Tempo hari, saya membaca The Death of Sukardal (1986), essay pendek bertenaga milik Goenawan Muhamad. Membaca esai ini membuat Saya ingin untuk segera mencatat dan menuliskan cerita yang tidak lebih campuran fakta dan fantasi ini. Mirip dengan apa yang terjadi di KAMMI hari ini. Kondisi KAMMI dalam cerita ini, kecil dan kalah. Seperti yang diungkapkan Goenawan dalam essaynya itu: Orang kecil adalah orang yang, pada akhirnya, terlalu sering kalah. 

Saya teringat Kredo Gerakan KAMMI yang dibacakan dalam pelantikan Anggota Biasa 1 dalam Daurah Marhalah 1 terakhir: Kami adalah orang-orang yang berpikir dan berkendak merdeka. Tidak ada satu orang pun yang bisa memaksa kami bertindak, dan seterusnya. Kredo dibacakan dengan suara cadas dan tegas. Panitia dan peserta tampak fokus mengikuti. Daurah terakhir ini lebih istimewa dari sebelumnya, karena pengelola mencoba menerapkan Manhaj Kaderisasi KAMMI secara konsekuen, terlebih dengan penerapan sistem keinstrukturan yang terkoordinasi di tingkat daerah dengan berbagai kode etiknya (misal: semua pemateri adalah instruktur yang telah mengikuti TPN/TPD sebelumnya, minimal AB2 KAMMI aktif, dan tentu saja tidak melibatkan “ustadz jama’ah”seperti biasanya).

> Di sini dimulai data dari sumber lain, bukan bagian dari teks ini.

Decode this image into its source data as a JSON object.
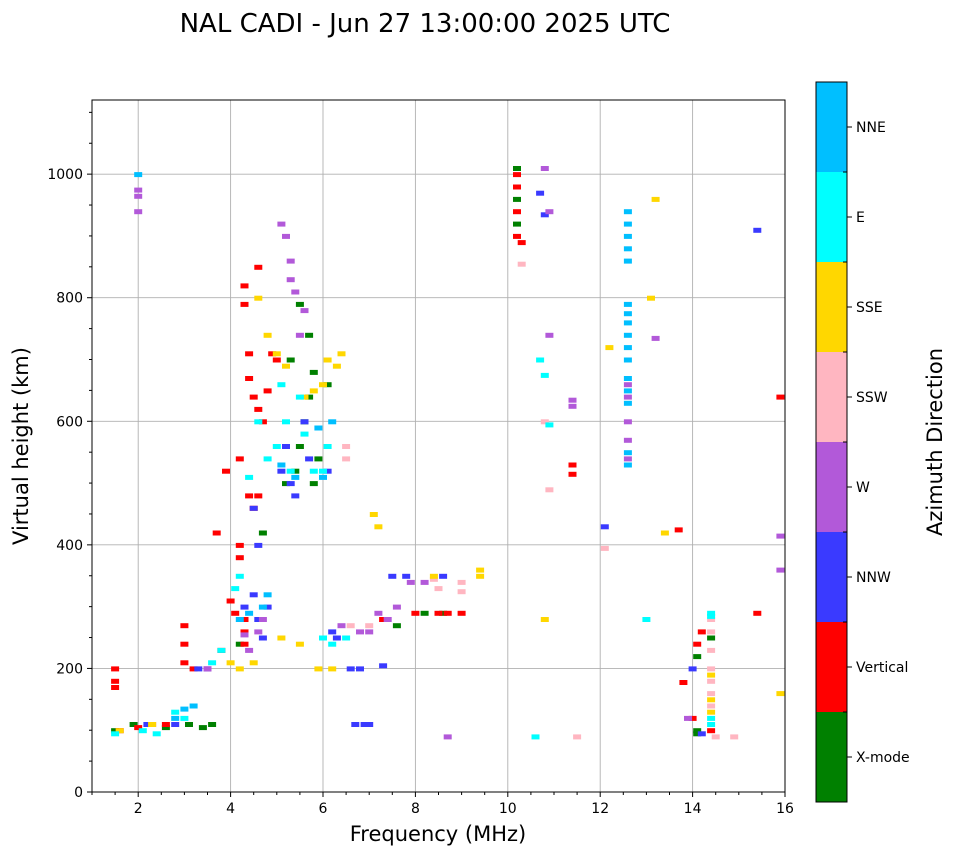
{
  "chart_data": {
    "type": "scatter",
    "title": "NAL CADI - Jun 27 13:00:00 2025 UTC",
    "xlabel": "Frequency (MHz)",
    "ylabel": "Virtual height (km)",
    "xlim": [
      1,
      16
    ],
    "ylim": [
      0,
      1120
    ],
    "xticks": [
      "2",
      "4",
      "6",
      "8",
      "10",
      "12",
      "14",
      "16"
    ],
    "yticks": [
      "0",
      "200",
      "400",
      "600",
      "800",
      "1000"
    ],
    "grid": true,
    "colorbar": {
      "label": "Azimuth Direction",
      "categories": [
        {
          "name": "X-mode",
          "color": "#008000"
        },
        {
          "name": "Vertical",
          "color": "#ff0000"
        },
        {
          "name": "NNW",
          "color": "#3a3aff"
        },
        {
          "name": "W",
          "color": "#b259d9"
        },
        {
          "name": "SSW",
          "color": "#ffb6c1"
        },
        {
          "name": "SSE",
          "color": "#ffd700"
        },
        {
          "name": "E",
          "color": "#00ffff"
        },
        {
          "name": "NNE",
          "color": "#00bfff"
        }
      ]
    },
    "series": [
      {
        "name": "X-mode",
        "points": [
          [
            1.5,
            100
          ],
          [
            1.9,
            110
          ],
          [
            2.6,
            105
          ],
          [
            3.1,
            110
          ],
          [
            3.4,
            105
          ],
          [
            3.6,
            110
          ],
          [
            4.2,
            240
          ],
          [
            4.7,
            420
          ],
          [
            5.2,
            500
          ],
          [
            5.4,
            520
          ],
          [
            5.5,
            560
          ],
          [
            5.6,
            600
          ],
          [
            5.7,
            640
          ],
          [
            5.8,
            680
          ],
          [
            5.7,
            740
          ],
          [
            5.5,
            790
          ],
          [
            5.3,
            700
          ],
          [
            5.8,
            500
          ],
          [
            5.9,
            540
          ],
          [
            6.1,
            660
          ],
          [
            7.6,
            270
          ],
          [
            8.2,
            290
          ],
          [
            8.6,
            290
          ],
          [
            10.2,
            1010
          ],
          [
            10.2,
            960
          ],
          [
            10.2,
            920
          ],
          [
            14.1,
            100
          ],
          [
            14.1,
            95
          ],
          [
            14.1,
            220
          ],
          [
            14.4,
            250
          ]
        ]
      },
      {
        "name": "Vertical",
        "points": [
          [
            1.5,
            200
          ],
          [
            1.5,
            180
          ],
          [
            1.5,
            170
          ],
          [
            1.6,
            100
          ],
          [
            2.0,
            105
          ],
          [
            2.3,
            110
          ],
          [
            2.6,
            110
          ],
          [
            3.0,
            270
          ],
          [
            3.0,
            240
          ],
          [
            3.0,
            210
          ],
          [
            3.2,
            200
          ],
          [
            3.5,
            200
          ],
          [
            3.7,
            420
          ],
          [
            3.8,
            230
          ],
          [
            3.9,
            520
          ],
          [
            4.0,
            310
          ],
          [
            4.1,
            290
          ],
          [
            4.2,
            540
          ],
          [
            4.2,
            400
          ],
          [
            4.2,
            380
          ],
          [
            4.3,
            280
          ],
          [
            4.3,
            260
          ],
          [
            4.3,
            240
          ],
          [
            4.4,
            480
          ],
          [
            4.5,
            460
          ],
          [
            4.6,
            480
          ],
          [
            4.4,
            710
          ],
          [
            4.4,
            670
          ],
          [
            4.5,
            640
          ],
          [
            4.6,
            620
          ],
          [
            4.7,
            600
          ],
          [
            4.8,
            650
          ],
          [
            4.9,
            710
          ],
          [
            5.0,
            700
          ],
          [
            4.3,
            820
          ],
          [
            4.3,
            790
          ],
          [
            4.6,
            850
          ],
          [
            7.3,
            280
          ],
          [
            8.0,
            290
          ],
          [
            8.5,
            290
          ],
          [
            8.7,
            290
          ],
          [
            9.0,
            290
          ],
          [
            10.2,
            1000
          ],
          [
            10.2,
            980
          ],
          [
            10.2,
            940
          ],
          [
            10.2,
            900
          ],
          [
            10.3,
            890
          ],
          [
            11.4,
            530
          ],
          [
            11.4,
            515
          ],
          [
            13.7,
            425
          ],
          [
            13.8,
            178
          ],
          [
            14.0,
            120
          ],
          [
            14.1,
            240
          ],
          [
            14.2,
            260
          ],
          [
            14.4,
            100
          ],
          [
            15.4,
            290
          ],
          [
            15.9,
            640
          ]
        ]
      },
      {
        "name": "NNW",
        "points": [
          [
            2.2,
            110
          ],
          [
            2.8,
            110
          ],
          [
            3.3,
            200
          ],
          [
            3.5,
            200
          ],
          [
            4.3,
            300
          ],
          [
            4.5,
            320
          ],
          [
            4.6,
            280
          ],
          [
            4.7,
            250
          ],
          [
            4.8,
            300
          ],
          [
            4.5,
            460
          ],
          [
            4.6,
            400
          ],
          [
            5.1,
            520
          ],
          [
            5.3,
            500
          ],
          [
            5.4,
            480
          ],
          [
            5.2,
            560
          ],
          [
            5.6,
            600
          ],
          [
            5.7,
            540
          ],
          [
            6.1,
            520
          ],
          [
            6.2,
            260
          ],
          [
            6.3,
            250
          ],
          [
            6.6,
            200
          ],
          [
            6.8,
            200
          ],
          [
            6.7,
            110
          ],
          [
            6.9,
            110
          ],
          [
            7.0,
            110
          ],
          [
            7.3,
            205
          ],
          [
            7.5,
            350
          ],
          [
            7.8,
            350
          ],
          [
            8.6,
            350
          ],
          [
            10.7,
            970
          ],
          [
            10.8,
            935
          ],
          [
            12.1,
            430
          ],
          [
            14.0,
            200
          ],
          [
            14.2,
            95
          ],
          [
            15.4,
            910
          ]
        ]
      },
      {
        "name": "W",
        "points": [
          [
            2.0,
            975
          ],
          [
            2.0,
            965
          ],
          [
            2.0,
            940
          ],
          [
            3.5,
            200
          ],
          [
            4.3,
            255
          ],
          [
            4.4,
            230
          ],
          [
            4.6,
            260
          ],
          [
            4.7,
            280
          ],
          [
            5.1,
            920
          ],
          [
            5.2,
            900
          ],
          [
            5.3,
            860
          ],
          [
            5.3,
            830
          ],
          [
            5.4,
            810
          ],
          [
            5.5,
            740
          ],
          [
            5.6,
            780
          ],
          [
            6.4,
            270
          ],
          [
            6.8,
            260
          ],
          [
            7.0,
            260
          ],
          [
            7.2,
            290
          ],
          [
            7.4,
            280
          ],
          [
            7.6,
            300
          ],
          [
            7.9,
            340
          ],
          [
            8.2,
            340
          ],
          [
            8.7,
            90
          ],
          [
            10.8,
            1010
          ],
          [
            10.9,
            940
          ],
          [
            10.9,
            740
          ],
          [
            11.4,
            635
          ],
          [
            11.4,
            625
          ],
          [
            12.6,
            600
          ],
          [
            12.6,
            570
          ],
          [
            12.6,
            540
          ],
          [
            12.6,
            660
          ],
          [
            12.6,
            640
          ],
          [
            13.2,
            735
          ],
          [
            13.9,
            120
          ],
          [
            15.9,
            415
          ],
          [
            15.9,
            360
          ]
        ]
      },
      {
        "name": "SSW",
        "points": [
          [
            6.5,
            540
          ],
          [
            6.5,
            560
          ],
          [
            6.6,
            270
          ],
          [
            7.0,
            270
          ],
          [
            8.4,
            345
          ],
          [
            8.5,
            330
          ],
          [
            9.0,
            340
          ],
          [
            9.0,
            325
          ],
          [
            10.3,
            855
          ],
          [
            10.8,
            600
          ],
          [
            10.9,
            490
          ],
          [
            11.5,
            90
          ],
          [
            12.1,
            395
          ],
          [
            14.4,
            280
          ],
          [
            14.4,
            260
          ],
          [
            14.4,
            230
          ],
          [
            14.4,
            200
          ],
          [
            14.4,
            180
          ],
          [
            14.4,
            160
          ],
          [
            14.4,
            140
          ],
          [
            14.5,
            90
          ],
          [
            14.9,
            90
          ]
        ]
      },
      {
        "name": "SSE",
        "points": [
          [
            1.6,
            100
          ],
          [
            2.3,
            110
          ],
          [
            4.0,
            210
          ],
          [
            4.2,
            200
          ],
          [
            4.5,
            210
          ],
          [
            4.8,
            740
          ],
          [
            4.6,
            800
          ],
          [
            5.0,
            710
          ],
          [
            5.2,
            690
          ],
          [
            5.6,
            640
          ],
          [
            5.8,
            650
          ],
          [
            6.0,
            660
          ],
          [
            6.1,
            700
          ],
          [
            6.3,
            690
          ],
          [
            6.4,
            710
          ],
          [
            5.1,
            250
          ],
          [
            5.5,
            240
          ],
          [
            5.9,
            200
          ],
          [
            6.2,
            200
          ],
          [
            7.1,
            450
          ],
          [
            7.2,
            430
          ],
          [
            8.4,
            350
          ],
          [
            9.4,
            360
          ],
          [
            9.4,
            350
          ],
          [
            10.8,
            280
          ],
          [
            12.2,
            720
          ],
          [
            13.1,
            800
          ],
          [
            13.2,
            960
          ],
          [
            13.4,
            420
          ],
          [
            14.4,
            190
          ],
          [
            14.4,
            150
          ],
          [
            14.4,
            130
          ],
          [
            15.9,
            160
          ]
        ]
      },
      {
        "name": "E",
        "points": [
          [
            1.5,
            95
          ],
          [
            2.1,
            100
          ],
          [
            2.4,
            95
          ],
          [
            2.8,
            130
          ],
          [
            3.0,
            120
          ],
          [
            3.6,
            210
          ],
          [
            3.8,
            230
          ],
          [
            4.1,
            330
          ],
          [
            4.2,
            350
          ],
          [
            4.4,
            510
          ],
          [
            4.6,
            600
          ],
          [
            4.8,
            540
          ],
          [
            5.0,
            560
          ],
          [
            5.1,
            660
          ],
          [
            5.2,
            600
          ],
          [
            5.3,
            520
          ],
          [
            5.6,
            580
          ],
          [
            5.8,
            520
          ],
          [
            6.0,
            520
          ],
          [
            5.5,
            640
          ],
          [
            6.1,
            560
          ],
          [
            6.0,
            250
          ],
          [
            6.2,
            240
          ],
          [
            6.5,
            250
          ],
          [
            10.7,
            700
          ],
          [
            10.8,
            675
          ],
          [
            10.9,
            595
          ],
          [
            10.6,
            90
          ],
          [
            13.0,
            280
          ],
          [
            14.4,
            120
          ],
          [
            14.4,
            110
          ],
          [
            14.4,
            285
          ],
          [
            14.4,
            290
          ]
        ]
      },
      {
        "name": "NNE",
        "points": [
          [
            2.0,
            1000
          ],
          [
            2.8,
            120
          ],
          [
            3.0,
            135
          ],
          [
            3.2,
            140
          ],
          [
            4.2,
            280
          ],
          [
            4.4,
            290
          ],
          [
            4.7,
            300
          ],
          [
            4.8,
            320
          ],
          [
            5.1,
            530
          ],
          [
            5.4,
            510
          ],
          [
            5.9,
            590
          ],
          [
            6.0,
            510
          ],
          [
            6.2,
            600
          ],
          [
            12.6,
            940
          ],
          [
            12.6,
            920
          ],
          [
            12.6,
            900
          ],
          [
            12.6,
            880
          ],
          [
            12.6,
            860
          ],
          [
            12.6,
            790
          ],
          [
            12.6,
            775
          ],
          [
            12.6,
            760
          ],
          [
            12.6,
            740
          ],
          [
            12.6,
            720
          ],
          [
            12.6,
            700
          ],
          [
            12.6,
            670
          ],
          [
            12.6,
            650
          ],
          [
            12.6,
            630
          ],
          [
            12.6,
            550
          ],
          [
            12.6,
            530
          ]
        ]
      }
    ]
  }
}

Namun, makna kredo itu akhirnya menguap dan tidak berlaku, ketika tempo hari serombongan ustadz atau katakanlah demikian— membacakan surat keputusan bahwa untuk sementara KAMMI harus “istirahat”, demi kebaikan dakwah, karena KAMMI tidak produktif, dan alasan ajaib lainya.

Sebelumnya, memang isu KAMMI “dibekukan” oleh Jama’ah santer terdengar di telinga beberapa kader. “Mungkin rekrutan kami sedikit,” ujar seorang kader. Mungkin karena mereka tidak dilibatkan DM,” ujar yang lainya. “Setiap habis pemilu pasti kayak gini,“ ujar seorang pengurus. “Iya, tahun 2009 pun kondisinya sama,”  ia menambahkan.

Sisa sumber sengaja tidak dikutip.